Othello – Tragédie de W. Shakespeare – Mise en scène Jean-François Sivadier – Théâtre de l’Odéon – du 18 mars au 22 avril 2023.
Othello à l’Odéon, encore un classique. Et pourtant cet Othello ne ressemble à aucune autre. La mise en scène de Jean-François Sivadier porte un regard nouveau sur la pièce, féroce et dramatique bien sûr, mais drôle aussi et incroyablement contemporaine. Les trois heures de spectacle s’envolent, portées par la langue, le rythme et la formidable présence scénique des acteurs avec un trio de tête mémorable : Nicolas Bouchaud dans le rôle de Iago, Adama Diop dans celui d’Othello et Emilie Lehuraux en Desdémone. Si les excès d’orgueil des personnages font rire, les scènes comiques n’occultent pas la gravité des thèmes abordés : racisme, misogynie, manipulation sans scrupule… Cet Othello est d’une richesse inouïe et n’oublie jamais son public. Une merveille !

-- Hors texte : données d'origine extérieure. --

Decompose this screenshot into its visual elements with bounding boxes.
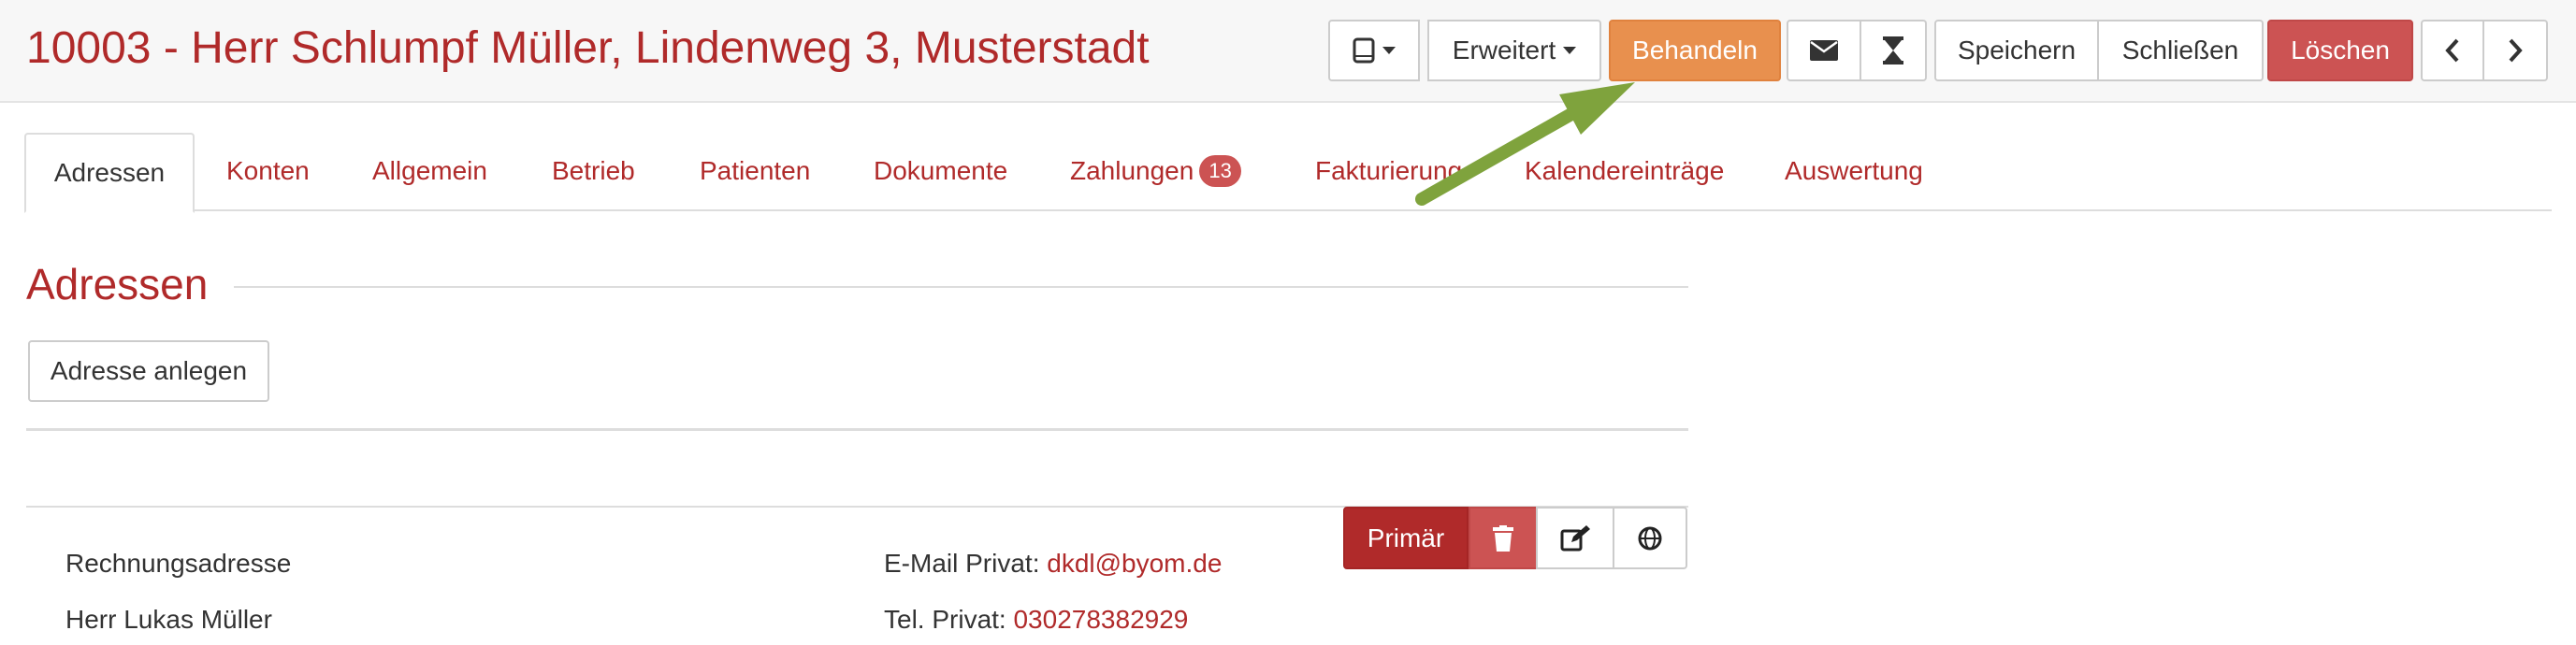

Nommé général des armées vénitiennes, Othello « Le Maure » épouse la belle et noble Desdémone, au grand dam du père de celle-ci qui ne veut pas d’un gendre basané. Iago, un officier de son armée à qui Othello a refusé une promotion, le hait et va tout faire pour détruire son bonheur, à force d’insinuations mensongères sur l’honneur de Desdémone…
Scène dépouillée. Les rideaux de plastique convoquent l’eau et la lumière, les panneaux de bois mobiles structurent l’espace au fil de l’histoire. Le cadre est sobre et permet des changements de scène rapides et efficaces. Les costumes sont modernes, l’excursion militaire à Chypre se fait en vêtements sahariens. En guise de prélude, Othello fait la cour à Desdémone en lui apprenant quelques mots de Wolof, prenant le public à témoin. Le lien avec le public est constant, que ce soit par l’éclairage de la salle, par la présence des acteurs dans le public avant leur entrée en scène, par l’adresse qui lui est faite directement par Iago sous forme de confidence : le 4ème mur n’existe plus. Le lien est aussi physique que mental : Jean-François Sivadier puise allègrement dans les références de notre époque pour étayer son propos, que ce soit avec des chansons rock, la bouche de Joker que se dessine Nicolas Bouchaud-Iago ou les références misogynes sur les femmes au volant. Même si la République de Venise n’est plus, Othello est notre contemporain. Que l’on se rassure, la langue de Shakespeare est toujours là, la traduction de Jean-Michel Déprats est d’une modernité éclatante.
Que de trouvailles scéniques ! Le sourire rouge du Joker, le bar roulant, le visage maquillé de blanc d’Othello dans la scène finale, les chansons bien placées, tout est occasion de se renouveler. La pièce se déroule avec une fluidité désarmante, grâce à une belle distribution. Le rôle de Iago, beau parleur dont les mots embrouillent tout le monde (comme le souligne Roderigo au début de la pièce), va comme un gant à Nicolas Bouchaud. Il est machiavélique à souhait et forme un duo spectaculaire avec Adama Diop qui campe Othello. Royal, impérial, ce dernier porte haut ses exploits militaires. L’évolution de son personnage vers le côté sombre, perdu, et finalement grimé de blanc pour la scène finale est troublante. Quant à la Desdémone d’Emilie Lehuraux, elle a fière allure et sait exister dans ce monde d’hommes, sa chute et sa désillusion n’en seront que plus bouleversantes. Le reste de la distribution est tout aussi brillant, et le casting de Jisca Kalvanda dans les rôles d’Emilia et du gouverneur fait fi des stéréotypes.
A travers les siècles, Shakespeare nous parle de fléaux qui peinent à changer : le racisme condamne Othello d’avance, la misogynie latente pousse au féminicide, et l’attrait du pouvoir réveille les instincts les plus sombres. Maquiller de blanc Othello lors de la scène finale montre à quel point « Le Maure » obéit à un schéma pré-établi, à des codes de société qui le rattrapent en dépit de lui-même.
L’Othello de Jean-François Sivadier est un spectacle bien vivant, qui n’oublie jamais son public, fait rire, réfléchir et émeut tout à la fois. Il nous révèle tout le génie d’un Shakespeare toujours pertinent et essentiel.